“Well, Capting, they war mighty savagerous arter likker; they’d been fightin’ the stranger[[13]] mightly comin’ up, and war perfectly wolfish arter some har of the dog, and I hadn’t a drop; so I started two negers, with mules and jugs, to the Pint (Princeton, Washington County), and the ox-team arter a barrel. Well, Sir, the day arter, the jugs come, and we darted on ’em” (giving a sigh), “but lord, what war two jugs in sich a crowd? They jist kept Chunkey from dyin’, as he was so dry he had the rattles; next day the barrel come, and then we krack-ovienned up to it in airnest. You know what kind of man Chunkey is when he gits started—if he commences talkin’, singin’, or whistlin’, no matter which, you’d jist as well try and stop the Mississippi as him. Why I’ve knoed him to whistle three days and three nights on a stretch—the Governor coulden’t eat nor drink for Chunkey’s whistlin’, and at last he gits mad, and that’s the last thing he does with anybody what he likes, and, says he to Chunkey—
“ ‘Chunkey, you have kept me awake two nights a-whistlin’, and you must stop it to-night, or you or me must quit the plantation.’

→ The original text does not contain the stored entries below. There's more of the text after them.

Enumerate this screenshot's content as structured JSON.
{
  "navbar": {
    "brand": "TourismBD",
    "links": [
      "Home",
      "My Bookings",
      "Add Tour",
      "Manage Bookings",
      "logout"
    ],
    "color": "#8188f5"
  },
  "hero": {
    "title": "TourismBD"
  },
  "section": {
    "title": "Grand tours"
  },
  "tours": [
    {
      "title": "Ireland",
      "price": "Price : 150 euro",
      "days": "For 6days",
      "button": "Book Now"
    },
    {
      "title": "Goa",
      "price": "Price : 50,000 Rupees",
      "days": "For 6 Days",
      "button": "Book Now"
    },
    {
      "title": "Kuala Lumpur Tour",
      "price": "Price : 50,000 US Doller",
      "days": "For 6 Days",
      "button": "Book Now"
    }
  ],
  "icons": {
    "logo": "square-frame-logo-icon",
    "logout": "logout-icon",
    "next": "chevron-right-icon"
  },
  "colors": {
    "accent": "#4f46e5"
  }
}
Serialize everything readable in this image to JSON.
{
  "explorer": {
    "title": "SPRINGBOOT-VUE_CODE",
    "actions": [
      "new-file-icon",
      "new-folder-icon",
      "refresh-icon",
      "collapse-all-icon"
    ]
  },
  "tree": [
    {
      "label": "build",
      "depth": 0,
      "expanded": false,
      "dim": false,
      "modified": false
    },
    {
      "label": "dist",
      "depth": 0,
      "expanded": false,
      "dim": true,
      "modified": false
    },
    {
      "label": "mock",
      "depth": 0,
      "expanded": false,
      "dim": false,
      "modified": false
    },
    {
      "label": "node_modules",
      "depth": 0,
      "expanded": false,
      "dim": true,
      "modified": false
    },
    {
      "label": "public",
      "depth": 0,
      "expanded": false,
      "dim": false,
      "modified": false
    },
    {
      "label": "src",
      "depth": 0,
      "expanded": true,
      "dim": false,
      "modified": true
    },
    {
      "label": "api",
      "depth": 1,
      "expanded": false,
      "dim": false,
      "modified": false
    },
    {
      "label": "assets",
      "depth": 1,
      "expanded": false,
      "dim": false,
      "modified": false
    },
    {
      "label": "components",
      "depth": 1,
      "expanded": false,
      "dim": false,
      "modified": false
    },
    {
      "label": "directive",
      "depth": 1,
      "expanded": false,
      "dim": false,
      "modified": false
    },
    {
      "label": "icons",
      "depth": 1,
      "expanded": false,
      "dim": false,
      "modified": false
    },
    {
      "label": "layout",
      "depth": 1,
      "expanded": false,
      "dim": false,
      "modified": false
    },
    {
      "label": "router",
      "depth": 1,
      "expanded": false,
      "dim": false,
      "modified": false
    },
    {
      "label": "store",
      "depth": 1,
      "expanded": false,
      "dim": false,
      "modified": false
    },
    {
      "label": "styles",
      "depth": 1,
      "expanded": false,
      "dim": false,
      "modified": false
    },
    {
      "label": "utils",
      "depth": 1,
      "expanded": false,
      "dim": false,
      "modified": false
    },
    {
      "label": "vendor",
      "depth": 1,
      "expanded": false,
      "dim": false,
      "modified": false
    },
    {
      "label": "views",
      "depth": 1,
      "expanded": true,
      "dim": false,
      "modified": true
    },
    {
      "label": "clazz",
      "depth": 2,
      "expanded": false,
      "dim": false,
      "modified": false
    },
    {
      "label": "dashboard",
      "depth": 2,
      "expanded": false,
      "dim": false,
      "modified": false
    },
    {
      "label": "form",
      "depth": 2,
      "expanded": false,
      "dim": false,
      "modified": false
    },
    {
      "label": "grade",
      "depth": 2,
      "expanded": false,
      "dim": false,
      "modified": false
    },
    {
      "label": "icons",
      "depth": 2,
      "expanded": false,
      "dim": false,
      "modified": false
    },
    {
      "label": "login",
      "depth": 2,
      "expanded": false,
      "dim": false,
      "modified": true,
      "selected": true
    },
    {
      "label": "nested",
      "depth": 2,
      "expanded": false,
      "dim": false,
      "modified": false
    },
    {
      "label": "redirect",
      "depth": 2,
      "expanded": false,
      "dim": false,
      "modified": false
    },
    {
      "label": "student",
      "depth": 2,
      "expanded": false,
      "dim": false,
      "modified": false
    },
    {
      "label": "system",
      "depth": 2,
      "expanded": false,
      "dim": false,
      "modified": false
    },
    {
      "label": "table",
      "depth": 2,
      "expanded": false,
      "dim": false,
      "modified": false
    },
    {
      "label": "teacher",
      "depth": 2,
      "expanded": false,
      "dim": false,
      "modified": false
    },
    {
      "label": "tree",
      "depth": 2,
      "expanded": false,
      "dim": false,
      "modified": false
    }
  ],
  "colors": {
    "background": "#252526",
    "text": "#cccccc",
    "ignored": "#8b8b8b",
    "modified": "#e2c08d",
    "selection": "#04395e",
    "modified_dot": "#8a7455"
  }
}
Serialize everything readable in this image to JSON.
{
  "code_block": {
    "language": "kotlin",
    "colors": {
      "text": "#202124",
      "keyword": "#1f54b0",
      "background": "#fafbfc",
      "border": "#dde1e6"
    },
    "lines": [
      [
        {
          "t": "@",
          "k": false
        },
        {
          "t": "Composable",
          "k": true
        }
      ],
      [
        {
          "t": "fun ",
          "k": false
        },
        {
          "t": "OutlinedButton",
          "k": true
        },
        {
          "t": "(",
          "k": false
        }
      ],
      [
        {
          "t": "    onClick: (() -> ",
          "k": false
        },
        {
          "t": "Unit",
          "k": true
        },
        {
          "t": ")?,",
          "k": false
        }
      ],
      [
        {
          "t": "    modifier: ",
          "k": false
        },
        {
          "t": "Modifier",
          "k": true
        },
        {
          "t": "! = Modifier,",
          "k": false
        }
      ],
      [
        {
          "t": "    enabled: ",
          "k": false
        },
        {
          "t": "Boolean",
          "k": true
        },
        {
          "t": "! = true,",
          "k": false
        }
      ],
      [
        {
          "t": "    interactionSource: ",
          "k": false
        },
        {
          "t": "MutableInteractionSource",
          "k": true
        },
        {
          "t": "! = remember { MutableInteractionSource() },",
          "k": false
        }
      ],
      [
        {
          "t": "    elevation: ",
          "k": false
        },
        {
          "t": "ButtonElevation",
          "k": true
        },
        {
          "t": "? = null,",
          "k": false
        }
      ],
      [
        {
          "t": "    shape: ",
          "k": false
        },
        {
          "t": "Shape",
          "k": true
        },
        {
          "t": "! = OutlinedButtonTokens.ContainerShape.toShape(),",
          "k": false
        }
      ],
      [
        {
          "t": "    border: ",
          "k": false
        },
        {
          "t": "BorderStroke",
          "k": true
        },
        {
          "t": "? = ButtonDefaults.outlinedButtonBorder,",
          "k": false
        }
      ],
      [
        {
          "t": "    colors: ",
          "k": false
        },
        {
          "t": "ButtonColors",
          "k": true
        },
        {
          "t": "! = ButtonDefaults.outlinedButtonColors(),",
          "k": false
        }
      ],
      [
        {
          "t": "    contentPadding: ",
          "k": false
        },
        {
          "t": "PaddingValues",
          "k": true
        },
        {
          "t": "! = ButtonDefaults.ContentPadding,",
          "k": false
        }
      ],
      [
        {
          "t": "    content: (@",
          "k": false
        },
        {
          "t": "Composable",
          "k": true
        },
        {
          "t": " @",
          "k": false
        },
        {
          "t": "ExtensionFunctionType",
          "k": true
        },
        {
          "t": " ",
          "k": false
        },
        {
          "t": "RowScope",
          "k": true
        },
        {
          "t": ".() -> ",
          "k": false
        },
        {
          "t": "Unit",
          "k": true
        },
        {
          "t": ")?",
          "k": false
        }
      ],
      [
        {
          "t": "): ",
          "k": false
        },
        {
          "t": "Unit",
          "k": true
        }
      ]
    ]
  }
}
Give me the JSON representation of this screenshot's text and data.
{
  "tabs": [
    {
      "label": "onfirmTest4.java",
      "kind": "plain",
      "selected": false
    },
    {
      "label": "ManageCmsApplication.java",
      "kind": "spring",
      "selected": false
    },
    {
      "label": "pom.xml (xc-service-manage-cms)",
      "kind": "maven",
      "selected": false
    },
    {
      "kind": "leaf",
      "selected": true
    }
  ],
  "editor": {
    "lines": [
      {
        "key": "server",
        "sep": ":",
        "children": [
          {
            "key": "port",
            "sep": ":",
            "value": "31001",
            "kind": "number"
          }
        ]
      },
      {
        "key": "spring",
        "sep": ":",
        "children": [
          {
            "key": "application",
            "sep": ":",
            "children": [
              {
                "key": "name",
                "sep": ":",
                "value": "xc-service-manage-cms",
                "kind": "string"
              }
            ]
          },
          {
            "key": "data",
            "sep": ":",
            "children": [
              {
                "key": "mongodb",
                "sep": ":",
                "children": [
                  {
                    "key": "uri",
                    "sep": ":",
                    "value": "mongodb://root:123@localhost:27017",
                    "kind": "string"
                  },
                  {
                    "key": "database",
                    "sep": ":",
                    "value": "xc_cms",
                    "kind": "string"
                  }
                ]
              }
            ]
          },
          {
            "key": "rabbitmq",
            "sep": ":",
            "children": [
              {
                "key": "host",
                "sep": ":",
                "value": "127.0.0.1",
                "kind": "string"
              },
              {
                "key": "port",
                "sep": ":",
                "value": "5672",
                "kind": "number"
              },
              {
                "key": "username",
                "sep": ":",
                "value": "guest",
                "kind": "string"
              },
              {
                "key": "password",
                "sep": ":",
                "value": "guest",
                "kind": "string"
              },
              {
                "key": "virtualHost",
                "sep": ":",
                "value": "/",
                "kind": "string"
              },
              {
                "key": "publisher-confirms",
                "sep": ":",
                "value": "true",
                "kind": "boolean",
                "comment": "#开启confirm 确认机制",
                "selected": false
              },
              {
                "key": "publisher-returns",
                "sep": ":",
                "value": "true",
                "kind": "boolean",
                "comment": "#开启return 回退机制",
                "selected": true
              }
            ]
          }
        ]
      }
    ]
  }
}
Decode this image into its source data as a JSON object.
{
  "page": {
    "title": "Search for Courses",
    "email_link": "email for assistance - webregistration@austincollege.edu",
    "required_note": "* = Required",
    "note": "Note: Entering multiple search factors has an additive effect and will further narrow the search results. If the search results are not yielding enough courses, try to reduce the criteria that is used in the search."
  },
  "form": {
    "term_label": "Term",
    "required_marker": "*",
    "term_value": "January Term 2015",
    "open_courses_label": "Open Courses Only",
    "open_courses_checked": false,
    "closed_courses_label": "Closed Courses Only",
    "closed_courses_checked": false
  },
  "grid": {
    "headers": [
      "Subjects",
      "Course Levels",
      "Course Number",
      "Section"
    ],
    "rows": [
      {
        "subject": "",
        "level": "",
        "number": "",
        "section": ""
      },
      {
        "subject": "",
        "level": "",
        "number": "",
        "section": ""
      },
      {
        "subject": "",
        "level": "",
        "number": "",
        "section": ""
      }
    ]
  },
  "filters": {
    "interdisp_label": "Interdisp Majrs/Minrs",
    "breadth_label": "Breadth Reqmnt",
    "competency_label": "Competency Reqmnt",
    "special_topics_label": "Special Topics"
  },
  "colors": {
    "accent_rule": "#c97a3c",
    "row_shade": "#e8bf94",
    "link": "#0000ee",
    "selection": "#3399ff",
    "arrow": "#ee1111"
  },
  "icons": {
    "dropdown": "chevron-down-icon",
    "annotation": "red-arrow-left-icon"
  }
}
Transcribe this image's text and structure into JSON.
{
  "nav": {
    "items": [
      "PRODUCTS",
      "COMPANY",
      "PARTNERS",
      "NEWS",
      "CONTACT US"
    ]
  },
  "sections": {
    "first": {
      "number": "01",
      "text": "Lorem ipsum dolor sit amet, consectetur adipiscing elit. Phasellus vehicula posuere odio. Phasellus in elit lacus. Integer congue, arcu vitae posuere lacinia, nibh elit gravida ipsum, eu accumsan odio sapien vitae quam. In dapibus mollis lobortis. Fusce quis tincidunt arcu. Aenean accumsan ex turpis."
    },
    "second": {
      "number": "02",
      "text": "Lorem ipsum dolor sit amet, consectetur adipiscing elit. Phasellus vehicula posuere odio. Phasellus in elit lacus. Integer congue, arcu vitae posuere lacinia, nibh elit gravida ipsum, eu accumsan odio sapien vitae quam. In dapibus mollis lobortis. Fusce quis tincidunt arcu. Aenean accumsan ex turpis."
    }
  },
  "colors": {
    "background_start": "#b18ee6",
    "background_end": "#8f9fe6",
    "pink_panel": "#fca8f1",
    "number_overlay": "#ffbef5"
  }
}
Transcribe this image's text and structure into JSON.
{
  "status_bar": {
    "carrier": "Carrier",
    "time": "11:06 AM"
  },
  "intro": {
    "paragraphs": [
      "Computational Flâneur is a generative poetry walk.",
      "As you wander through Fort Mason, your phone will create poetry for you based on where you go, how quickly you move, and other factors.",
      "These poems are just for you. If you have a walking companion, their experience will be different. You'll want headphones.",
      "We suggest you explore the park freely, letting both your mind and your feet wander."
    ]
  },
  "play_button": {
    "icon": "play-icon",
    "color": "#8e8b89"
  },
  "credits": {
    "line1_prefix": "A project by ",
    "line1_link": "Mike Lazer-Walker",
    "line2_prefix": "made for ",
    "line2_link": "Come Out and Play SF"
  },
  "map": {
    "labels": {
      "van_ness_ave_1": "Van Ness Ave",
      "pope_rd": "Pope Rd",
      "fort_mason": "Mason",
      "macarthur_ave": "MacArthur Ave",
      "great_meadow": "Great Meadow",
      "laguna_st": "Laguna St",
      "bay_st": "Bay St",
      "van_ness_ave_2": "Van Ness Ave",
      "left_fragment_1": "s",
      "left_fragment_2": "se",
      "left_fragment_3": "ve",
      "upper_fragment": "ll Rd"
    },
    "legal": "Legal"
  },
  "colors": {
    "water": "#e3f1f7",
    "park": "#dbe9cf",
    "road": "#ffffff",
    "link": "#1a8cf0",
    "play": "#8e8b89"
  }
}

“Chunkey said: ‘Governor, I don’t want to put you to no trouble, but I can’t stop in the middle of a chune, and as you have known the plantation longer than me, I expect you can leave it with lest trouble.’
“The Governor jist roar’d, and gin Chunkey a new gun and—”
“Stop, Jim, you have forgot the bear.”
“Well, whar was I, Capting?—oh, I remember now! Well, when the barrel come we did lumber; Chunkey he soon commenced singin’. We went on that way nigh a week, and then cooled off. One mornin’, I and Chunkey had gone down to the creek to git a bait of water, and I knoed the bar would be thar, as it war waterin’ time with them.”
“Why, Jim, have they a particular time to water?”
“In course they has; they come to water at a certain place, and jist as reglar as a parson to his eatin’; every bar has his waterin’ place, and he comes and goes in the same path and in the same foot-tracks always, until he moves his settlement: and jist you break a cane, or limb, or move a chunk or stick near his trail, and see how quick he’ll move his cabin! Oh yes, a bar is mighty particlar about sich things—that’s his sens—that’s his trap to find out if you are in his settlement. Why, Capting, I have watched ’em—”
“Jim, you have left yourself and Chunkey on the bank of the creek, ‘a-waterin’.’ Are you going to stay there?”
“Well, we set down on the bank and took our stand opposite the biggest kind of sign, and sure enough, presently down he come; a bar don’t lap water like a dog; no, they sucks it like a hog. You jist ought to see him rais his nose and smell the wind. Well, he seed us, and with that he ris! He war a whopper, I tell you! He looked like a big burn, and he throw’d them arms about awful, honey. It war about one hundred and twenty yards to him, but I knoed he were my meat without an accident, so I let drive, and he took the creek—then out he went, and scampered up the bank mighty quick, and then sich a ratlin’ among cane, sich a growlin’ and snortin’, sich a breakin’ of saplins and vines, I reckon you never did hear; I knoed, in course, I had him. I throwed a log in and paddled across—found his trail, and lots of har and fat, but no blood!”